El Nido est l’endroit qui m’a fait comprendre pourquoi les gens utilisent le mot « paradis » sans ironie. J’avais été sceptique — chaque destination balnéaire d’Asie du Sud-Est prétend être le paradis, et la plupart ne sont en réalité qu’une belle plage avec un bon marketing. Mais El Nido, c’est différent. L’archipel de Bacuit est un ensemble de pitons karstiques calcaires s’élevant d’une eau si claire et si intensément colorée que le mot « turquoise » devient inadéquat. Il faudrait un nouveau mot. Personne ne l’a encore inventé.

Les tours d’island-hopping sont organisées en itinéraires lettrés — A, B, C, D — et le Tour A est l’essentiel. Il vous emmène à travers le Big Lagoon, où l’on fait du kayak entre des parois calcaires dans un bassin d’eau émeraude si calme qu’il reflète la roche au-dessus comme un miroir ; le Small Lagoon, où l’on entre par une brèche dans le karst qui oblige à nager dans l’eau jusqu’à la poitrine pour pénétrer dans un amphithéâtre caché de pierre et de silence ; et le Secret Lagoon, accessible en rampant à travers un trou dans la paroi rocheuse vers un bassin cerné de falaises de tous côtés, comme l’intérieur d’une géode faite d’eau et de calcaire.

Kayaking through crystal-clear water between towering limestone cliffs

L’astuce, c’est le timing. Les tours standard partent à 9h et suivent le même itinéraire dans le même ordre. Louez un bangka privé — ça coûte plus cher mais pas excessivement — et inversez la séquence. Commencez par Secret Lagoon, remontez à l’envers, et vous aurez chaque étape presque pour vous pendant la première heure avant l’arrivée de la flottille. La différence entre découvrir le Big Lagoon avec trois kayaks et le découvrir avec trente, c’est la différence entre un souvenir et une photo.

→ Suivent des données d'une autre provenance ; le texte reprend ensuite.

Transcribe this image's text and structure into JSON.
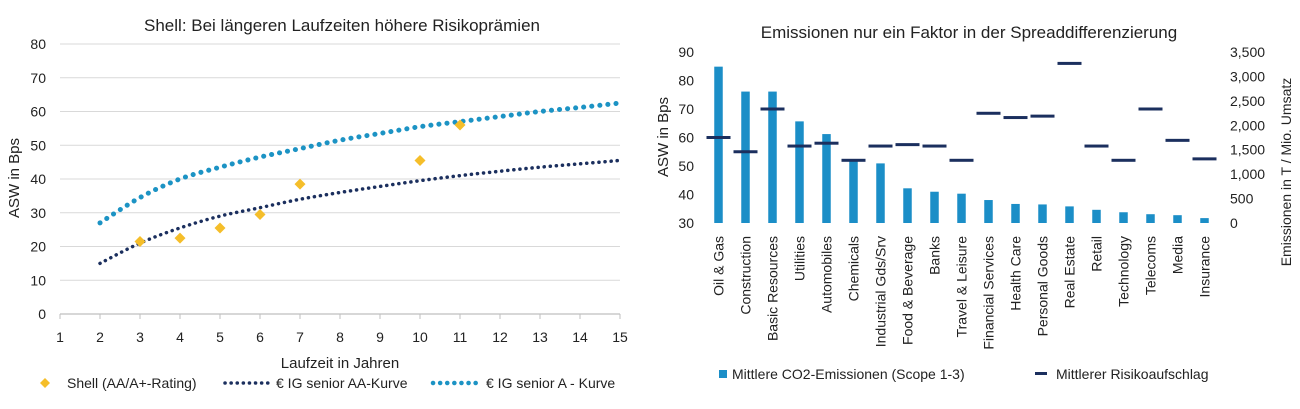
{
  "colors": {
    "diamond": "#F5BE2A",
    "aa_curve": "#1B2F5E",
    "a_curve": "#1C93C4",
    "bar": "#1B8EC7",
    "spread_mark": "#1B2F5E",
    "axis_line": "#BFBFBF",
    "grid": "#D9D9D9",
    "text": "#222222"
  },
  "chart_data": [
    {
      "type": "scatter",
      "title": "Shell: Bei längeren Laufzeiten höhere Risikoprämien",
      "xlabel": "Laufzeit in Jahren",
      "ylabel": "ASW in Bps",
      "xlim": [
        1,
        15
      ],
      "ylim": [
        0,
        80
      ],
      "xticks": [
        1,
        2,
        3,
        4,
        5,
        6,
        7,
        8,
        9,
        10,
        11,
        12,
        13,
        14,
        15
      ],
      "yticks": [
        0,
        10,
        20,
        30,
        40,
        50,
        60,
        70,
        80
      ],
      "grid": true,
      "legend_position": "bottom",
      "series": [
        {
          "name": "Shell (AA/A+-Rating)",
          "kind": "points",
          "x": [
            3,
            4,
            5,
            6,
            7,
            10,
            11
          ],
          "y": [
            21.5,
            22.5,
            25.5,
            29.5,
            38.5,
            45.5,
            56
          ]
        },
        {
          "name": "€ IG senior AA-Kurve",
          "kind": "dotted-line",
          "x": [
            2,
            3,
            4,
            5,
            6,
            7,
            8,
            9,
            10,
            11,
            12,
            13,
            14,
            15
          ],
          "y": [
            15,
            21,
            25.5,
            29,
            31.5,
            34,
            36,
            37.8,
            39.5,
            41,
            42.3,
            43.5,
            44.5,
            45.5
          ]
        },
        {
          "name": "€ IG senior A - Kurve",
          "kind": "dotted-line",
          "x": [
            2,
            3,
            4,
            5,
            6,
            7,
            8,
            9,
            10,
            11,
            12,
            13,
            14,
            15
          ],
          "y": [
            27,
            34.5,
            40,
            43.5,
            46.5,
            49,
            51.5,
            53.5,
            55.5,
            57,
            58.5,
            60,
            61.2,
            62.5
          ]
        }
      ]
    },
    {
      "type": "bar",
      "title": "Emissionen nur ein Faktor in der Spreaddifferenzierung",
      "ylabel": "ASW in Bps",
      "y2label": "Emissionen in T / Mio. Umsatz",
      "ylim": [
        30,
        90
      ],
      "y2lim": [
        0,
        3500
      ],
      "yticks": [
        30,
        40,
        50,
        60,
        70,
        80,
        90
      ],
      "y2ticks": [
        "0",
        "500",
        "1,000",
        "1,500",
        "2,000",
        "2,500",
        "3,000",
        "3,500"
      ],
      "y2tick_values": [
        0,
        500,
        1000,
        1500,
        2000,
        2500,
        3000,
        3500
      ],
      "grid": false,
      "legend_position": "bottom",
      "categories": [
        "Oil & Gas",
        "Construction",
        "Basic Resources",
        "Utilities",
        "Automobiles",
        "Chemicals",
        "Industrial Gds/Srv",
        "Food & Beverage",
        "Banks",
        "Travel & Leisure",
        "Financial Services",
        "Health Care",
        "Personal Goods",
        "Real Estate",
        "Retail",
        "Technology",
        "Telecoms",
        "Media",
        "Insurance"
      ],
      "series": [
        {
          "name": "Mittlere CO2-Emissionen (Scope 1-3)",
          "kind": "bar",
          "axis": "y2",
          "values": [
            3200,
            2690,
            2690,
            2080,
            1820,
            1300,
            1220,
            710,
            640,
            600,
            470,
            390,
            380,
            340,
            270,
            220,
            180,
            160,
            100
          ]
        },
        {
          "name": "Mittlerer Risikoaufschlag",
          "kind": "dash",
          "axis": "y",
          "values": [
            60,
            55,
            70,
            57,
            58,
            52,
            57,
            57.5,
            57,
            52,
            68.5,
            67,
            67.5,
            86,
            57,
            52,
            70,
            59,
            52.5
          ]
        }
      ]
    }
  ]
}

Le Tour C est l’option snorkeling — Helicopter Island (nommée pour sa forme vue de loin), Matinloc Shrine (une chapelle en ruine sur une falaise avec une plage cachée derrière) et des jardins de corail en pleine mer où les poissons sont si abondants et si habitués aux snorkeleurs qu’ils bougent à peine quand vous passez au-dessus. J’ai passé quarante minutes à flotter au-dessus d’un jardin de corail corne de cerf en regardant un banc de poissons-perroquets parcourir le récif avec l’industrieuse concentration de créatures qui savent exactement ce qu’elles font et trouvent l’observation des humains vaguement ennuyeuse.

Nacpan Beach, à quarante minutes de route de la ville, est la meilleure plage terrestre d’El Nido — quatre kilomètres de sable doré avec une poignée de paillotes vendant des boissons fraîches et du poisson grillé. Venez pour l’après-midi. Restez pour le coucher du soleil. La lumière à Nacpan dans la dernière heure avant la nuit est la plus belle lumière que j’aie vue dans toutes les Philippines, et je ne dis pas cela à la légère.

Tropical beach with palm trees and limestone islands in the distance

La ville d’El Nido elle-même est petite, poussiéreuse et de plus en plus développée — la rue principale est un mélange de boutiques de plongée, de restaurants, de magasins de souvenirs et d’hébergements allant du dortoir routard à l’hôtel-boutique creusé dans la colline. La scène gastronomique s’est considérablement améliorée : Trattoria Altrove fait des pizzas au feu de bois qui seraient bonnes à Naples, et les restaurants philippins le long de la route de la plage servent des fruits de mer frais à des prix qui rappellent pourquoi ce pays reste l’une des destinations au meilleur rapport qualité-prix d’Asie.

Quand y aller : De novembre à mai, avec janvier à mars comme créneau idéal — sec, chaud, et avant la vague de Pâques. De juin à octobre la mousson du sud-ouest arrive : mers agitées, tours annulés et visibilité réduite. Certains opérateurs ferment complètement.